In 1930, the Taylor Company went bankrupt, and Piper bought them out but kept Gilbert Taylor on as President. The E-2 received an upgraded Continental A-40 engine and became the Taylor E-2. Sales improved, with 300 units delivered. In 1935, Piper engineer Walter Jamouneau began work to improve the design, incorporating many suggestions requested by pilots. Jamouneau designed a true cabin by raising the turtle-deck and fairing it into the trailing edge of the wing; he also rounded the wing tips and gave the little plane a curved rudder and fin; the Taylor J-2 emerged. Taylor left the company in December 1935 to found Taylorcraft Airplane Company in Ohio. Taylor J-2s were produced at Bradford until the factory burned to the ground in March 1937. Piper moved the company to an old silk factory in Lock Haven, Pennsylvania and began production again in July. In November Piper changed the company name to Piper Aircraft Company and the first Piper J-2 Cub rolled off the line. Production continued until 1938.

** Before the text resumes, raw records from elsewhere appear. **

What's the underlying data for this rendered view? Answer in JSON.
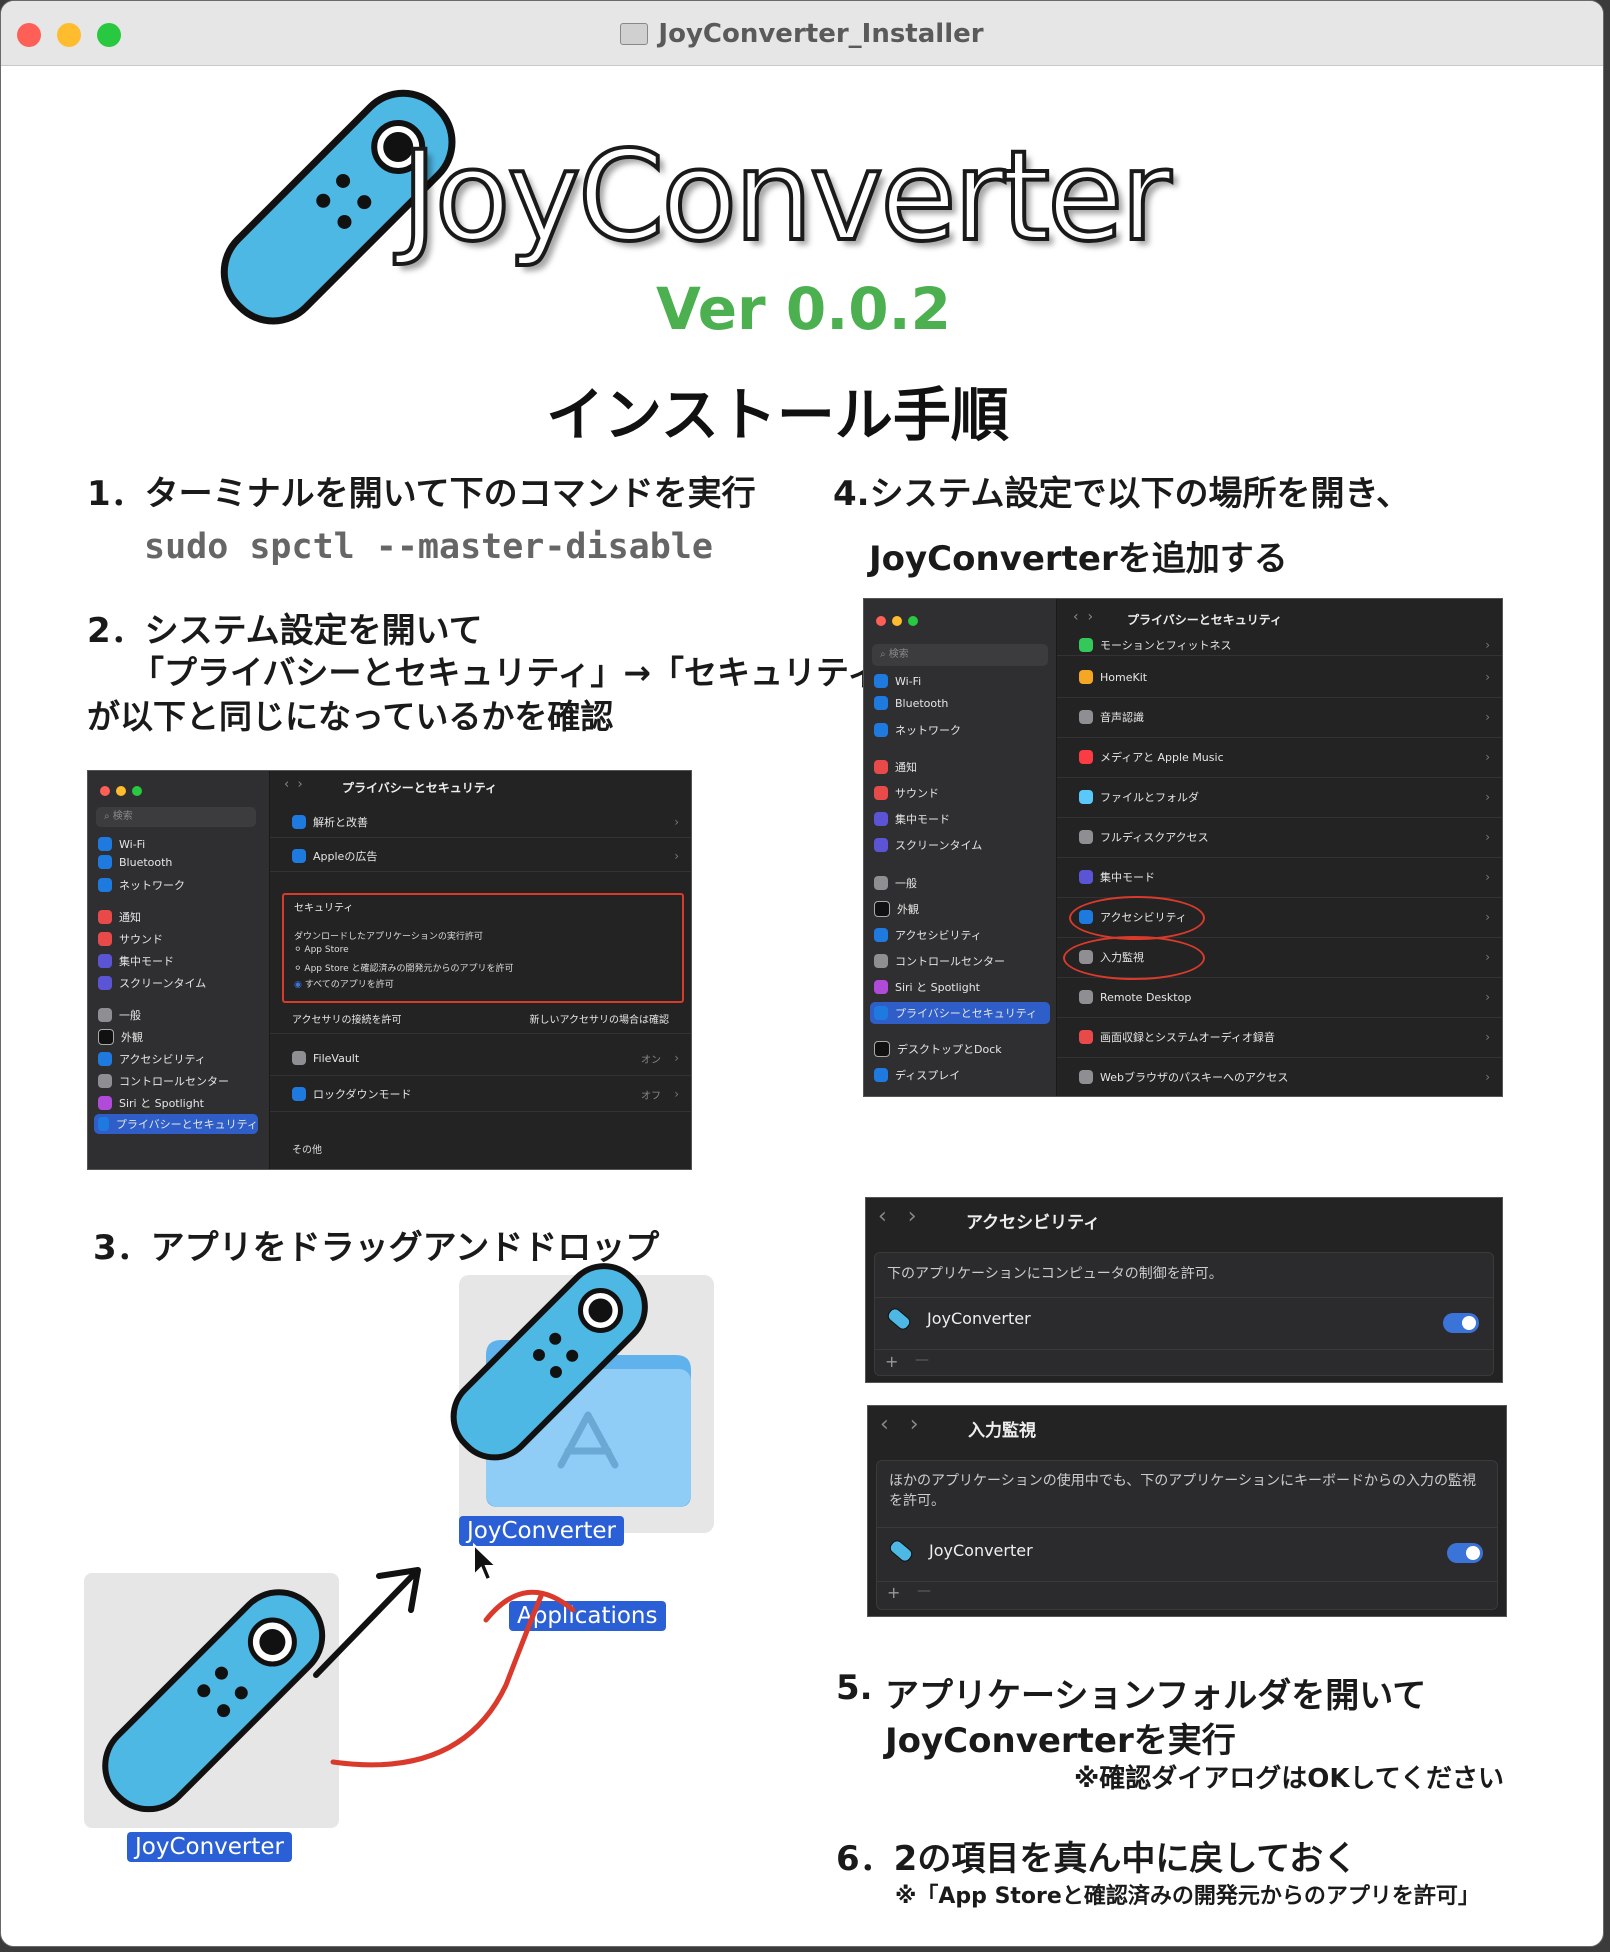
{
  "window": {
    "title": "JoyConverter_Installer"
  },
  "header": {
    "app_name": "JoyConverter",
    "version": "Ver 0.0.2",
    "heading": "インストール手順"
  },
  "steps": {
    "s1": "1．ターミナルを開いて下のコマンドを実行",
    "s1_cmd": "sudo spctl --master-disable",
    "s2_l1": "2．システム設定を開いて",
    "s2_l2": "「プライバシーとセキュリティ」→「セキュリティ」",
    "s2_l3": "が以下と同じになっているかを確認",
    "s3": "3．アプリをドラッグアンドドロップ",
    "s4_l1": "4.システム設定で以下の場所を開き、",
    "s4_l2": "JoyConverterを追加する",
    "s5_num": "5.",
    "s5_l1": "アプリケーションフォルダを開いて",
    "s5_l2": "JoyConverterを実行",
    "s5_note": "※確認ダイアログはOKしてください",
    "s6_l1": "6．2の項目を真ん中に戻しておく",
    "s6_note": "※「App Storeと確認済みの開発元からのアプリを許可」"
  },
  "shot_security": {
    "search": "検索",
    "sidebar": [
      "Wi-Fi",
      "Bluetooth",
      "ネットワーク",
      "通知",
      "サウンド",
      "集中モード",
      "スクリーンタイム",
      "一般",
      "外観",
      "アクセシビリティ",
      "コントロールセンター",
      "Siri と Spotlight",
      "プライバシーとセキュリティ"
    ],
    "title": "プライバシーとセキュリティ",
    "row_analytics": "解析と改善",
    "row_ads": "Appleの広告",
    "sec_header": "セキュリティ",
    "sec_desc": "ダウンロードしたアプリケーションの実行許可",
    "opt1": "App Store",
    "opt2": "App Store と確認済みの開発元からのアプリを許可",
    "opt3": "すべてのアプリを許可",
    "accessory_label": "アクセサリの接続を許可",
    "accessory_value": "新しいアクセサリの場合は確認",
    "filevault": "FileVault",
    "filevault_val": "オン",
    "lockdown": "ロックダウンモード",
    "lockdown_val": "オフ",
    "other": "その他"
  },
  "shot_privacy": {
    "search": "検索",
    "title": "プライバシーとセキュリティ",
    "sidebar": [
      "Wi-Fi",
      "Bluetooth",
      "ネットワーク",
      "通知",
      "サウンド",
      "集中モード",
      "スクリーンタイム",
      "一般",
      "外観",
      "アクセシビリティ",
      "コントロールセンター",
      "Siri と Spotlight",
      "プライバシーとセキュリティ",
      "デスクトップとDock",
      "ディスプレイ"
    ],
    "rows": [
      "モーションとフィットネス",
      "HomeKit",
      "音声認識",
      "メディアと Apple Music",
      "ファイルとフォルダ",
      "フルディスクアクセス",
      "集中モード",
      "アクセシビリティ",
      "入力監視",
      "Remote Desktop",
      "画面収録とシステムオーディオ録音",
      "Webブラウザのパスキーへのアクセス"
    ]
  },
  "shot_access": {
    "title": "アクセシビリティ",
    "desc": "下のアプリケーションにコンピュータの制御を許可。",
    "app": "JoyConverter",
    "plus": "+",
    "minus": "—"
  },
  "shot_input": {
    "title": "入力監視",
    "desc": "ほかのアプリケーションの使用中でも、下のアプリケーションにキーボードからの入力の監視を許可。",
    "app": "JoyConverter",
    "plus": "+",
    "minus": "—"
  },
  "dnd": {
    "app_label": "JoyConverter",
    "dragging_label": "JoyConverter",
    "folder_label": "Applications"
  },
  "colors": {
    "accent_green": "#4caf50",
    "joycon_blue": "#4eb8e4",
    "highlight_red": "#d93a2b",
    "select_blue": "#2b5fd6"
  }
}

The J-3 Cub, introduced in 1937, sported a stronger steel tube fuselage, larger and upholstered seats, a roomier cabin and heel-operated brakes. Engine options were Continental, Lycoming, or Franklin, all rated at 40 hp. The J-3 sold for $1,300. Engine horsepower was soon raised to fifty and reached sixty-five by 1940. Much like Henry Ford’s Model T idea, Cubs came in one standard color; Cub Yellow.
When carrying only the pilot, the Cub had a top speed of 85 mph, a cruise speed of 75 mph, a service ceiling of 12,000 ft , a stall speed of 38 mph, an endurance of three hours, and a range of 225 miles.

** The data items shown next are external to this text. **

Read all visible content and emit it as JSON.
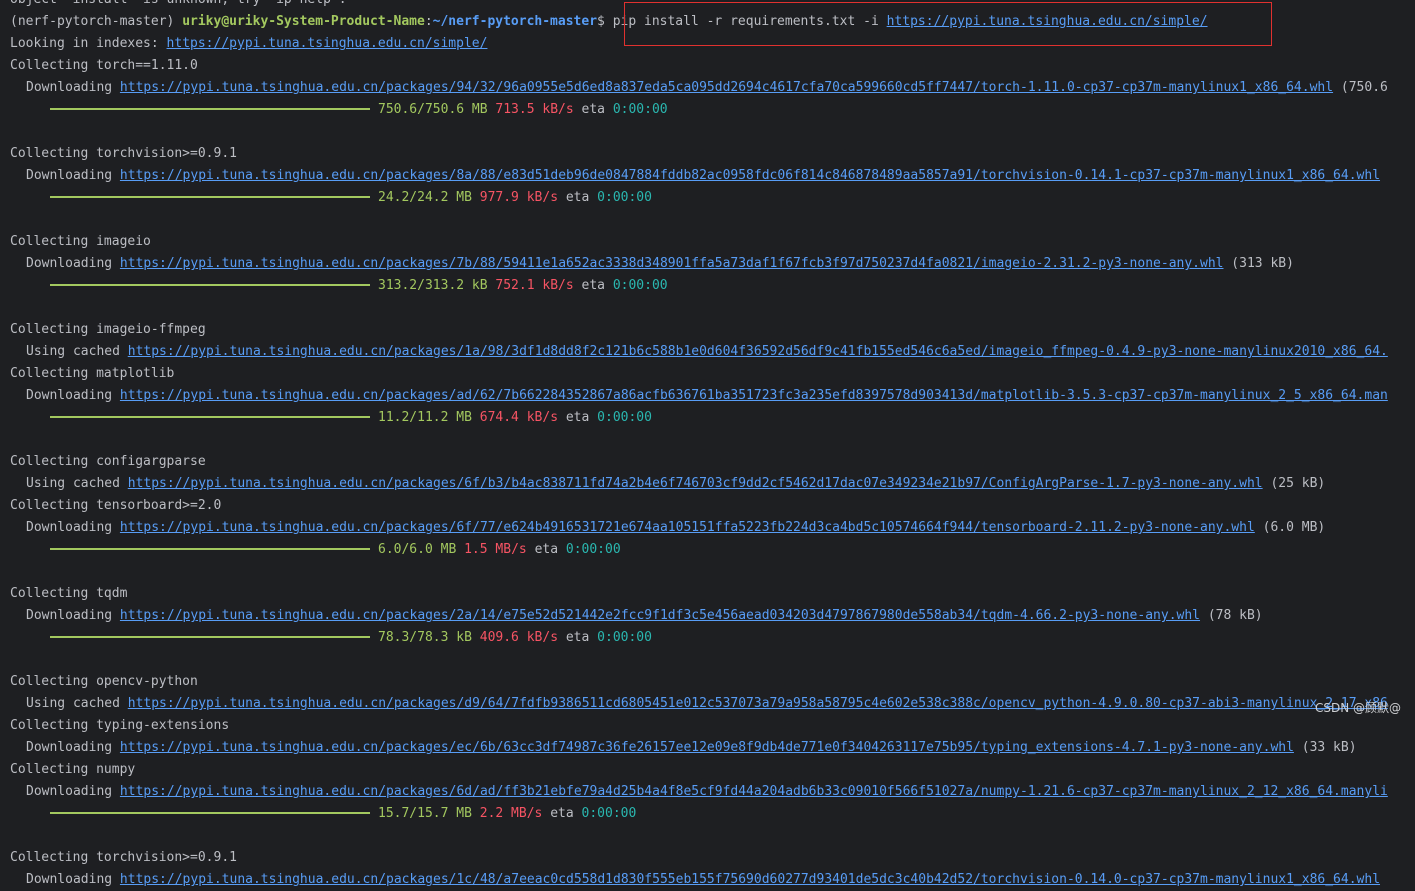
{
  "terminal": {
    "lines": [
      {
        "kind": "text",
        "text": "object 'install' is unknown, try 'ip help'."
      },
      {
        "kind": "prompt",
        "env": "(nerf-pytorch-master) ",
        "user": "uriky@uriky-System-Product-Name",
        "sep": ":",
        "path": "~/nerf-pytorch-master",
        "dollar": "$ ",
        "cmd": "pip install -r requirements.txt -i ",
        "url": "https://pypi.tuna.tsinghua.edu.cn/simple/"
      },
      {
        "kind": "text",
        "text": "Looking in indexes: ",
        "url": "https://pypi.tuna.tsinghua.edu.cn/simple/"
      },
      {
        "kind": "text",
        "text": "Collecting torch==1.11.0"
      },
      {
        "kind": "download",
        "verb": "Downloading ",
        "url": "https://pypi.tuna.tsinghua.edu.cn/packages/94/32/96a0955e5d6ed8a837eda5ca095dd2694c4617cfa70ca599660cd5ff7447/torch-1.11.0-cp37-cp37m-manylinux1_x86_64.whl",
        "size": " (750.6"
      },
      {
        "kind": "progress",
        "done": "750.6/750.6 MB",
        "rate": "713.5 kB/s",
        "eta_label": "eta",
        "eta": "0:00:00"
      },
      {
        "kind": "blank"
      },
      {
        "kind": "text",
        "text": "Collecting torchvision>=0.9.1"
      },
      {
        "kind": "download",
        "verb": "Downloading ",
        "url": "https://pypi.tuna.tsinghua.edu.cn/packages/8a/88/e83d51deb96de0847884fddb82ac0958fdc06f814c846878489aa5857a91/torchvision-0.14.1-cp37-cp37m-manylinux1_x86_64.whl",
        "size": ""
      },
      {
        "kind": "progress",
        "done": "24.2/24.2 MB",
        "rate": "977.9 kB/s",
        "eta_label": "eta",
        "eta": "0:00:00"
      },
      {
        "kind": "blank"
      },
      {
        "kind": "text",
        "text": "Collecting imageio"
      },
      {
        "kind": "download",
        "verb": "Downloading ",
        "url": "https://pypi.tuna.tsinghua.edu.cn/packages/7b/88/59411e1a652ac3338d348901ffa5a73daf1f67fcb3f97d750237d4fa0821/imageio-2.31.2-py3-none-any.whl",
        "size": " (313 kB)"
      },
      {
        "kind": "progress",
        "done": "313.2/313.2 kB",
        "rate": "752.1 kB/s",
        "eta_label": "eta",
        "eta": "0:00:00"
      },
      {
        "kind": "blank"
      },
      {
        "kind": "text",
        "text": "Collecting imageio-ffmpeg"
      },
      {
        "kind": "download",
        "verb": "Using cached ",
        "url": "https://pypi.tuna.tsinghua.edu.cn/packages/1a/98/3df1d8dd8f2c121b6c588b1e0d604f36592d56df9c41fb155ed546c6a5ed/imageio_ffmpeg-0.4.9-py3-none-manylinux2010_x86_64.",
        "size": ""
      },
      {
        "kind": "text",
        "text": "Collecting matplotlib"
      },
      {
        "kind": "download",
        "verb": "Downloading ",
        "url": "https://pypi.tuna.tsinghua.edu.cn/packages/ad/62/7b662284352867a86acfb636761ba351723fc3a235efd8397578d903413d/matplotlib-3.5.3-cp37-cp37m-manylinux_2_5_x86_64.man",
        "size": ""
      },
      {
        "kind": "progress",
        "done": "11.2/11.2 MB",
        "rate": "674.4 kB/s",
        "eta_label": "eta",
        "eta": "0:00:00"
      },
      {
        "kind": "blank"
      },
      {
        "kind": "text",
        "text": "Collecting configargparse"
      },
      {
        "kind": "download",
        "verb": "Using cached ",
        "url": "https://pypi.tuna.tsinghua.edu.cn/packages/6f/b3/b4ac838711fd74a2b4e6f746703cf9dd2cf5462d17dac07e349234e21b97/ConfigArgParse-1.7-py3-none-any.whl",
        "size": " (25 kB)"
      },
      {
        "kind": "text",
        "text": "Collecting tensorboard>=2.0"
      },
      {
        "kind": "download",
        "verb": "Downloading ",
        "url": "https://pypi.tuna.tsinghua.edu.cn/packages/6f/77/e624b4916531721e674aa105151ffa5223fb224d3ca4bd5c10574664f944/tensorboard-2.11.2-py3-none-any.whl",
        "size": " (6.0 MB)"
      },
      {
        "kind": "progress",
        "done": "6.0/6.0 MB",
        "rate": "1.5 MB/s",
        "eta_label": "eta",
        "eta": "0:00:00"
      },
      {
        "kind": "blank"
      },
      {
        "kind": "text",
        "text": "Collecting tqdm"
      },
      {
        "kind": "download",
        "verb": "Downloading ",
        "url": "https://pypi.tuna.tsinghua.edu.cn/packages/2a/14/e75e52d521442e2fcc9f1df3c5e456aead034203d4797867980de558ab34/tqdm-4.66.2-py3-none-any.whl",
        "size": " (78 kB)"
      },
      {
        "kind": "progress",
        "done": "78.3/78.3 kB",
        "rate": "409.6 kB/s",
        "eta_label": "eta",
        "eta": "0:00:00"
      },
      {
        "kind": "blank"
      },
      {
        "kind": "text",
        "text": "Collecting opencv-python"
      },
      {
        "kind": "download",
        "verb": "Using cached ",
        "url": "https://pypi.tuna.tsinghua.edu.cn/packages/d9/64/7fdfb9386511cd6805451e012c537073a79a958a58795c4e602e538c388c/opencv_python-4.9.0.80-cp37-abi3-manylinux_2_17_x86",
        "size": ""
      },
      {
        "kind": "text",
        "text": "Collecting typing-extensions"
      },
      {
        "kind": "download",
        "verb": "Downloading ",
        "url": "https://pypi.tuna.tsinghua.edu.cn/packages/ec/6b/63cc3df74987c36fe26157ee12e09e8f9db4de771e0f3404263117e75b95/typing_extensions-4.7.1-py3-none-any.whl",
        "size": " (33 kB)"
      },
      {
        "kind": "text",
        "text": "Collecting numpy"
      },
      {
        "kind": "download",
        "verb": "Downloading ",
        "url": "https://pypi.tuna.tsinghua.edu.cn/packages/6d/ad/ff3b21ebfe79a4d25b4a4f8e5cf9fd44a204adb6b33c09010f566f51027a/numpy-1.21.6-cp37-cp37m-manylinux_2_12_x86_64.manyli",
        "size": ""
      },
      {
        "kind": "progress",
        "done": "15.7/15.7 MB",
        "rate": "2.2 MB/s",
        "eta_label": "eta",
        "eta": "0:00:00"
      },
      {
        "kind": "blank"
      },
      {
        "kind": "text",
        "text": "Collecting torchvision>=0.9.1"
      },
      {
        "kind": "download",
        "verb": "Downloading ",
        "url": "https://pypi.tuna.tsinghua.edu.cn/packages/1c/48/a7eeac0cd558d1d830f555eb155f75690d60277d93401de5dc3c40b42d52/torchvision-0.14.0-cp37-cp37m-manylinux1_x86_64.whl",
        "size": ""
      }
    ]
  },
  "watermark": "CSDN @顾默@",
  "colors": {
    "background": "#1e1f22",
    "link": "#589df6",
    "progress": "#a3c85f",
    "rate": "#f75464",
    "eta": "#2ab7b0",
    "highlight_box": "#e0312f"
  }
}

Cub sales “took off” following the organization of the Civilian Pilot Training Program (CPTP) immediately before the entry of the United States into World War II. In 1940, 3,016 Cubs were built and at the wartime peak a new J-3 emerged from the factory every twenty minutes. First Lady Eleanor Roosevelt took a flight in a J-3 Cub (with an African American pilot) posing for a series of publicity photos to help promote the CPTP and the Tuskegee Airmen. Three-quarters of all US wartime pilots received their primary flight training in Cubs. In fact, AHP’s Cub began her life as a CPTP aircraft in Virginia.

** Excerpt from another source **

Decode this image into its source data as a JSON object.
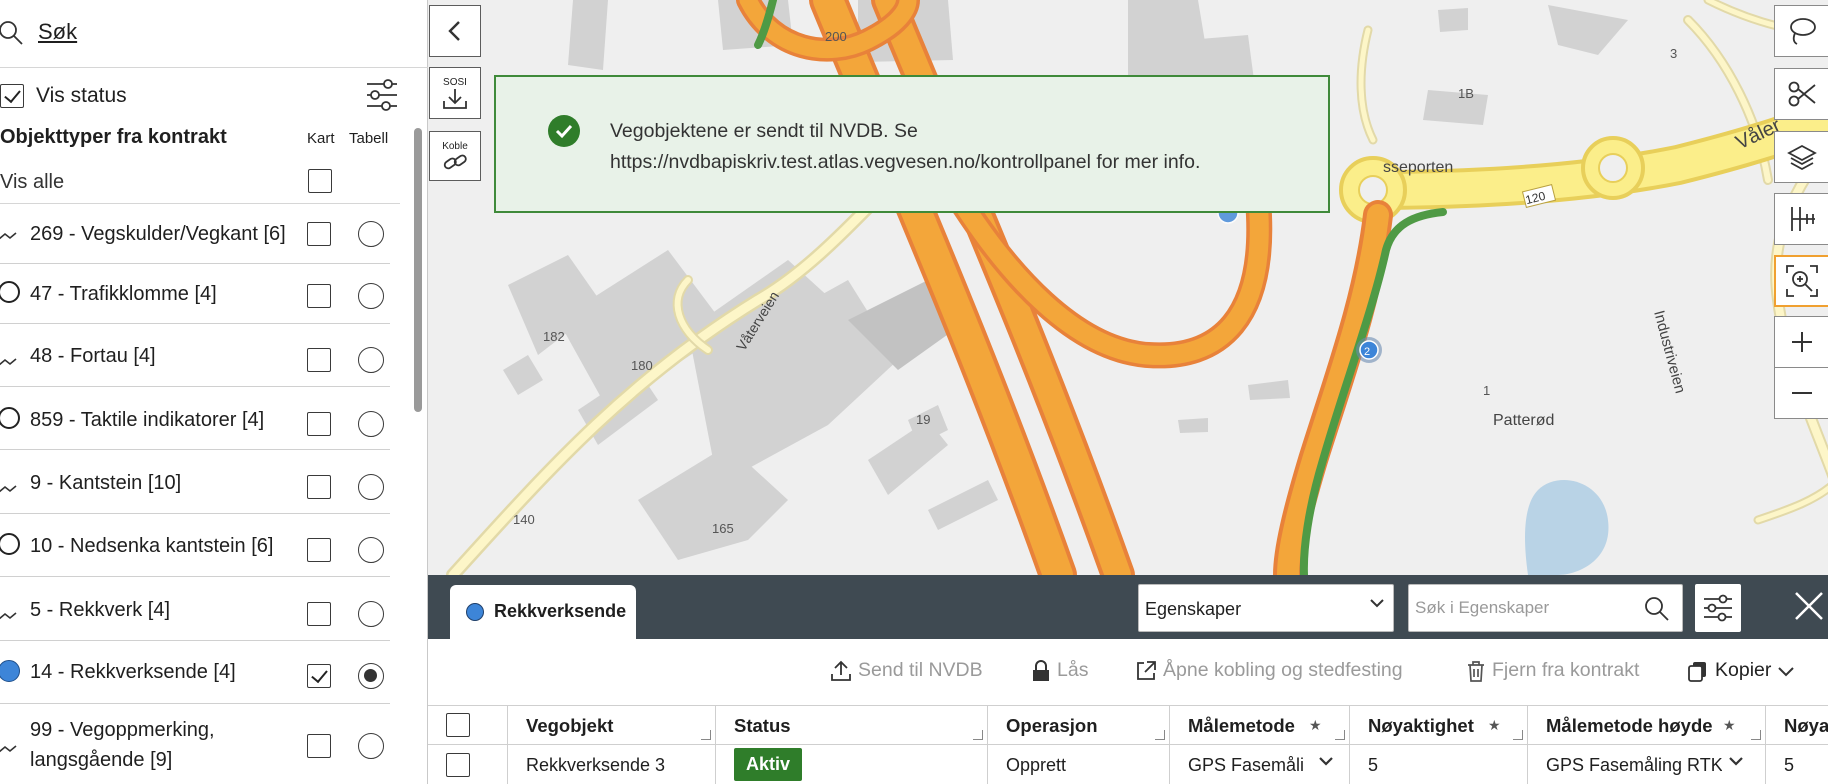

Cubs were also flown during the war as observation, liaison, and ambulance airplanes. William Piper said, “All I had to do to the Cub to make it a military airplane was paint it green.” Because of this, and their diminutive size, they were nicknamed “Grasshoppers.” Newsreels and newspapers of the era often featured images of wartime leaders, such as Generals Dwight Eisenhower, George Patton and George Marshall, flying around European battlefields in Piper Cubs. By 1947, when production ended, Piper had sold 19,073 of the plucky little planes, the majority of them L-4s and other military variants.
Many J-3s remain flying today. Our J-3 made it to Bowling Green under its own power, having flown her last flight from a grass strip outside Indianapolis IN on November 13, 2016. The Cub is owned by Aviation Heritage Park.
Cub pilot Jerry Kirby has donated a personal treasure to use on the aircraft that will be displayed in the park. This prop was on the Cub in which Jerry’s dad, H. G. Kirby, soloed at the Bowling Green Airport on October 13, 1940.